Many hard problems are best solved when they are addressed backward.
The technique is simple:
When faced with a difficult decision or struggling to understand a problem, try looking at it in reverse.
Starting a business? Think of the most likely ways it’ll fail.
Choosing a web stack? Consider all the features you won’t need for your project.
Reframing the problem in the negative can help you get unstuck by forcing you to uncover hidden beliefs, and consider different perspectives.
The ultimate dev interview question
I’ve been using inversion for many years in my own thinking, but only recently realized how powerful it can be when applied to others.
In particular, one simple question inspired by this approach has been a staple of our software engineering interviews at Edulift and Pona:
What do you hate about X?
Where X is the name of a framework, programming language, and so on.
This question is incredibly powerful.
In a single sentence, you get to test all of the following in your candidate:
Are they too attached to their preferred solution?
The question is an excellent first-pass filter to identify beginner devs who get too particular about their stack.
Many applicants will claim that X has reached the peak of perfection, and defend it like zealots against what they perceive to be an attack on their framework of choice.
There is nothing to hate about Vue.js. It is perfect, and I don’t understand why anyone bothers with React at this point.
Do they have a holistic understanding of the tech landscape?
A good engineer has used, or at least read about many different solutions to the same problem. They know the pros and cons of different stacks, and when to use which.
Programmers who don’t have experience with alternative frameworks or programming languages will often struggle with this question as they don’t have the frame of reference to see how their stack could be improved.
I sometimes struggle to find the styles of a particular element, but that’s life… we have to separate content and presentation after all.
Do they have in-depth understanding of X?
You can quickly notice a lack of experience when a candidate latches onto banal points of contention, such as syntax.
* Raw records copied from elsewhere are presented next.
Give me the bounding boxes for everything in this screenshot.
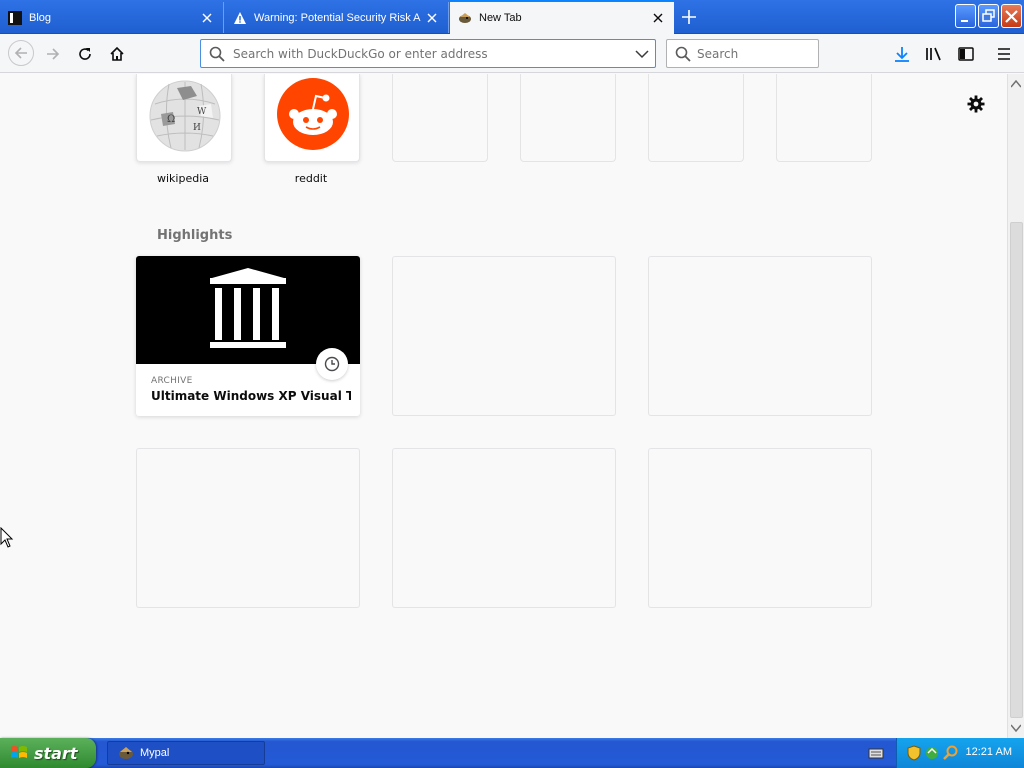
address-bar[interactable] [200,39,656,68]
scroll-down-button[interactable] [1008,720,1024,736]
highlight-placeholder [392,256,616,416]
tab-strip: Blog Warning: Potential Security Risk A … [0,0,1024,34]
scroll-up-button[interactable] [1008,76,1024,92]
taskbar-item-mypal[interactable]: Mypal [107,741,265,765]
scrollbar-thumb[interactable] [1010,222,1023,718]
search-icon [209,46,225,62]
highlight-placeholder [648,448,872,608]
svg-text:И: И [193,123,201,133]
search-input[interactable] [697,40,815,67]
top-site-empty [648,74,744,162]
search-bar[interactable] [666,39,819,68]
download-icon [895,47,909,62]
restore-button[interactable] [978,4,999,28]
hamburger-menu-icon [998,48,1010,60]
reddit-logo-icon [277,78,349,150]
minimize-icon [961,20,968,22]
new-tab-page: Ω W И wikipedia reddit Highlights ARCHIV… [0,74,1007,738]
highlight-card[interactable]: ARCHIVE Ultimate Windows XP Visual The..… [136,256,360,416]
reload-icon [79,48,91,60]
highlight-placeholder [392,448,616,608]
screen: Blog Warning: Potential Security Risk A … [0,0,1024,768]
navigation-toolbar [0,34,1024,73]
svg-text:W: W [197,107,207,117]
sidebar-icon [958,47,974,61]
close-icon[interactable] [424,10,440,26]
menu-button[interactable] [992,42,1016,66]
close-icon[interactable] [650,10,666,26]
blog-favicon-icon [8,10,22,25]
mypal-app-icon [119,747,133,759]
highlights-heading: Highlights [157,228,233,243]
triangle-up-icon [1011,80,1021,88]
close-icon [1005,10,1018,23]
address-input[interactable] [233,40,623,67]
taskbar-item-label: Mypal [140,747,170,759]
start-button[interactable]: start [0,738,96,768]
system-clock: 12:21 AM [965,746,1012,758]
downloads-button[interactable] [890,42,914,66]
home-button[interactable] [105,42,129,66]
top-site-label: wikipedia [156,172,209,185]
home-icon [110,46,124,61]
taskbar: start Mypal 12:21 AM [0,738,1024,768]
library-icon [926,47,941,61]
minimize-button[interactable] [955,4,976,28]
top-site-empty [776,74,872,162]
tab-title: Warning: Potential Security Risk A [254,11,421,24]
highlight-placeholder [648,256,872,416]
search-icon [675,46,691,62]
top-site-tile[interactable]: Ω W И [136,74,232,162]
highlight-title: Ultimate Windows XP Visual The... [151,389,351,403]
tab-new-tab[interactable]: New Tab [450,0,674,34]
windows-logo-icon [11,746,27,758]
security-shield-icon[interactable] [907,745,921,761]
gear-icon[interactable] [966,94,986,114]
restore-icon [982,9,995,22]
chevron-down-icon[interactable] [635,48,649,60]
vertical-scrollbar[interactable] [1007,74,1024,738]
arrow-left-icon [14,47,27,59]
mouse-pointer-icon [0,527,14,548]
warning-icon [234,11,246,24]
start-label: start [34,743,78,763]
wikipedia-logo-icon: Ω W И [149,80,221,152]
library-button[interactable] [922,42,946,66]
tab-title: Blog [29,11,52,24]
back-button[interactable] [8,40,34,66]
svg-text:Ω: Ω [167,114,175,125]
close-icon[interactable] [199,10,215,26]
tab-blog[interactable]: Blog [0,2,224,33]
highlight-placeholder [136,448,360,608]
new-tab-plus-icon[interactable] [680,8,698,26]
highlight-source: ARCHIVE [151,376,193,386]
history-clock-badge [316,348,348,380]
network-icon[interactable] [924,745,940,761]
reload-button[interactable] [73,42,97,66]
tab-security-warning[interactable]: Warning: Potential Security Risk A [225,2,449,33]
system-tray: 12:21 AM [896,738,1024,768]
forward-button[interactable] [41,42,65,66]
arrow-right-icon [47,48,60,60]
top-site-label: reddit [294,172,328,185]
keyboard-icon[interactable] [868,747,884,759]
magnifier-icon[interactable] [943,745,959,761]
sidebar-button[interactable] [954,42,978,66]
close-window-button[interactable] [1001,4,1022,28]
mypal-favicon-icon [459,13,471,23]
top-site-empty [392,74,488,162]
clock-icon [324,356,340,372]
tab-title: New Tab [479,12,522,24]
triangle-down-icon [1011,724,1021,732]
top-site-empty [520,74,616,162]
top-site-tile[interactable] [264,74,360,162]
Similarly, you can quickly spot someone coming from a different stack when their issues come from trying to solve problems using the wrong paradigm.
What’s their character?
Beyond the technical aspects, this question also gives you a good idea of the character of your applicant.
Whether they take things too literally, how confident they are, their sense of humour… even their level of racism.
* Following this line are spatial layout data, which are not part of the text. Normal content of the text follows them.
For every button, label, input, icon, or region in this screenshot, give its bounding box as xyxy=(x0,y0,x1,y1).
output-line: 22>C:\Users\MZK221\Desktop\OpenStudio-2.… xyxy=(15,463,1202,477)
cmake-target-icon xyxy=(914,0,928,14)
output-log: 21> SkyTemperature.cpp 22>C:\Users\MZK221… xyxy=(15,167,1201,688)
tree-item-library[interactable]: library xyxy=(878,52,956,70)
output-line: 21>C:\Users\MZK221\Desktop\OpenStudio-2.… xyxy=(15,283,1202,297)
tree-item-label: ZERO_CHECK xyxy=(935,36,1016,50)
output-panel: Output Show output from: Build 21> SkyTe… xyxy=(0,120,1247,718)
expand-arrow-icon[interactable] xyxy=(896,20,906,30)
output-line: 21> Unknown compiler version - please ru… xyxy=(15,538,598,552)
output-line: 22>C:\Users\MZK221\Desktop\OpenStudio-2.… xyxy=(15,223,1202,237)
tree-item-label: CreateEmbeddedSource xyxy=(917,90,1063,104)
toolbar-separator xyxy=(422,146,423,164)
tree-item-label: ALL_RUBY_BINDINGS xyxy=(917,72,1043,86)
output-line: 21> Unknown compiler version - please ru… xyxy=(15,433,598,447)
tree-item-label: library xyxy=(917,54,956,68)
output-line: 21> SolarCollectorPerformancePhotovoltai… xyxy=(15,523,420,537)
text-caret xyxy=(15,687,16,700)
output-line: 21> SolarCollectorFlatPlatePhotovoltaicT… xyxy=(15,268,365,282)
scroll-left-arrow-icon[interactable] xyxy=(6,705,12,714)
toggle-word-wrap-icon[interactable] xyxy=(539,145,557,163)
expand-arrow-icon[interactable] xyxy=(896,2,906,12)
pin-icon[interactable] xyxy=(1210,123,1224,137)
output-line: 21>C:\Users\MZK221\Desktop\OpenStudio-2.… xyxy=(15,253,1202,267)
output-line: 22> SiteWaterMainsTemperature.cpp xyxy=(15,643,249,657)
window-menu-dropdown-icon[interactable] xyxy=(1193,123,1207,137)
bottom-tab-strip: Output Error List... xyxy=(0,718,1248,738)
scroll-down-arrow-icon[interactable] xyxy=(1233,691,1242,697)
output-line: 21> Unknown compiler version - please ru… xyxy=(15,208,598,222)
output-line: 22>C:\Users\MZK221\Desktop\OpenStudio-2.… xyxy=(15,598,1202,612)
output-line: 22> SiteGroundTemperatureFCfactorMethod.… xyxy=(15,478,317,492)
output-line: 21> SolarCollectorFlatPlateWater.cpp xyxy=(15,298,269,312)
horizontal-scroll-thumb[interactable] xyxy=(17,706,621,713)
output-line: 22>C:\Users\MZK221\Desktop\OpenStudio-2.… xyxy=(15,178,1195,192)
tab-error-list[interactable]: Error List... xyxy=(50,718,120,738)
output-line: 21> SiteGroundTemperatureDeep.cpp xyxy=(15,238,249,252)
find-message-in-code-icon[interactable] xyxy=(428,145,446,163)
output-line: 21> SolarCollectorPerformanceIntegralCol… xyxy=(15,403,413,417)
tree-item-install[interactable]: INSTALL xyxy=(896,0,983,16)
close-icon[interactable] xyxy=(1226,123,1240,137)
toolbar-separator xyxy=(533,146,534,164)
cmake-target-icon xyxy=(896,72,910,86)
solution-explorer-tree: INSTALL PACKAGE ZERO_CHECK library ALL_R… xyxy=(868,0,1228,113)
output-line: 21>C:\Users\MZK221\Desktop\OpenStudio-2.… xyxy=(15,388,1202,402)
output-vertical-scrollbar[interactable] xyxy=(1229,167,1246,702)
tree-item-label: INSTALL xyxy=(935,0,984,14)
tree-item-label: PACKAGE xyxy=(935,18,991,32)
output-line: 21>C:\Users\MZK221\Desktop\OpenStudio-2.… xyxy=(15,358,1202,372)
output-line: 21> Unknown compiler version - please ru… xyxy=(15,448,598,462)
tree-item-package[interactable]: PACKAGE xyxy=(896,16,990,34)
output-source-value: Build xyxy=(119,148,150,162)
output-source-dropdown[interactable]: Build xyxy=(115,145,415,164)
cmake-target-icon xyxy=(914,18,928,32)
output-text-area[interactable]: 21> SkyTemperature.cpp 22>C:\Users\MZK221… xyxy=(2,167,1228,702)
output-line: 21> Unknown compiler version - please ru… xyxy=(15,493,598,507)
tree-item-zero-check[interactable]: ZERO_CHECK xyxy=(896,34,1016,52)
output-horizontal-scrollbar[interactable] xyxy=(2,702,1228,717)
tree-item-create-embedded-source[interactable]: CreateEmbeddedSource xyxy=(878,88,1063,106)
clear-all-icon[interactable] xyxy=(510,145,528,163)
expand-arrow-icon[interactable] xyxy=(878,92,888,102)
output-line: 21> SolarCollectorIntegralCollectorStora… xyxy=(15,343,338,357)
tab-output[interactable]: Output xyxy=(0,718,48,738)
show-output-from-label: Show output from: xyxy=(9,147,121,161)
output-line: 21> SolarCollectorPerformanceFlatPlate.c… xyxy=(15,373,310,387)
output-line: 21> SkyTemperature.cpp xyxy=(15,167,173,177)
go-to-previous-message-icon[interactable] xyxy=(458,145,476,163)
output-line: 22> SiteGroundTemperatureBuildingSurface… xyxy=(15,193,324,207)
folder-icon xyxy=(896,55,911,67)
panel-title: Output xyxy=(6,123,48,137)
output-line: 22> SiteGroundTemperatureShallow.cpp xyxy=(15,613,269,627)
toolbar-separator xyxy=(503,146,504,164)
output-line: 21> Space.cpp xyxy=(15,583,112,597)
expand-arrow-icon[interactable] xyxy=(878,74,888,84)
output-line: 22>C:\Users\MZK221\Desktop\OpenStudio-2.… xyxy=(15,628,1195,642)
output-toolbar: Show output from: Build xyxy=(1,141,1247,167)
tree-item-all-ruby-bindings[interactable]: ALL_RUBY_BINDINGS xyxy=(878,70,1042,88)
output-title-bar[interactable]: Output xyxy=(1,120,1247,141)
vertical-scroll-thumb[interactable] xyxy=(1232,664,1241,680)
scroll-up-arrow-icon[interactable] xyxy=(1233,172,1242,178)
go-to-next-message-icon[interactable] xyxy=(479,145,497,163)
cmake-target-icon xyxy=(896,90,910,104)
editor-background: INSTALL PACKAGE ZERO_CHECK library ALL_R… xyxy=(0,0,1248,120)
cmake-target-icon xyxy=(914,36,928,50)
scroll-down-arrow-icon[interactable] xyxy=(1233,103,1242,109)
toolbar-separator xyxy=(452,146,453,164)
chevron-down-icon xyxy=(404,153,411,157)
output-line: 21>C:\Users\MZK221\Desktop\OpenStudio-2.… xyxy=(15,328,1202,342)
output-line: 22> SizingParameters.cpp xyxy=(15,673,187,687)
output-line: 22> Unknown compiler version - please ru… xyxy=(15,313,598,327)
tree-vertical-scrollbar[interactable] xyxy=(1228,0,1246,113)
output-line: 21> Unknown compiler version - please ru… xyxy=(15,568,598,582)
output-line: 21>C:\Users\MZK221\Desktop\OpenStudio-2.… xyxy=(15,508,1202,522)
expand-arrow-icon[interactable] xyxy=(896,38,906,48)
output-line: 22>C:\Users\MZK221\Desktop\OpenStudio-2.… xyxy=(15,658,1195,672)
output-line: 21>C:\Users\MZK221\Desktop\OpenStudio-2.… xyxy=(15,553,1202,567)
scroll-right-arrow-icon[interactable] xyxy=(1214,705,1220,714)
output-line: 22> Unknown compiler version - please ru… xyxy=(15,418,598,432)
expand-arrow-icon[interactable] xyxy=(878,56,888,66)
It’s made by Chinese people.
What to look for in the ideal candidate
What you want to hear is a specific problem they’ve clearly encountered when working on a real-world project.
Something that is not a theoretical argument taken straight out of a CS textbook, or a question of taste, but an issue people are struggling with in production.
If you as an interviewer are not experienced enough in a particular technology to assess the answer, a good indicator is if the issue comes up again and again on StackOverflow with no one clear answer.
How is there still no built-in function to left-pad a string?!
Ideally, the problem should be acknowledged by the framework’s core dev team, and included on their roadmap.
I really miss multi-document ACID transactions in Mongo when dealing with financial data.
Of course, this should be but one part of the interview process, but you’ll be surprised how many bad candidates you can filter out with this simple question, so you can focus on the few that have the potential to be great!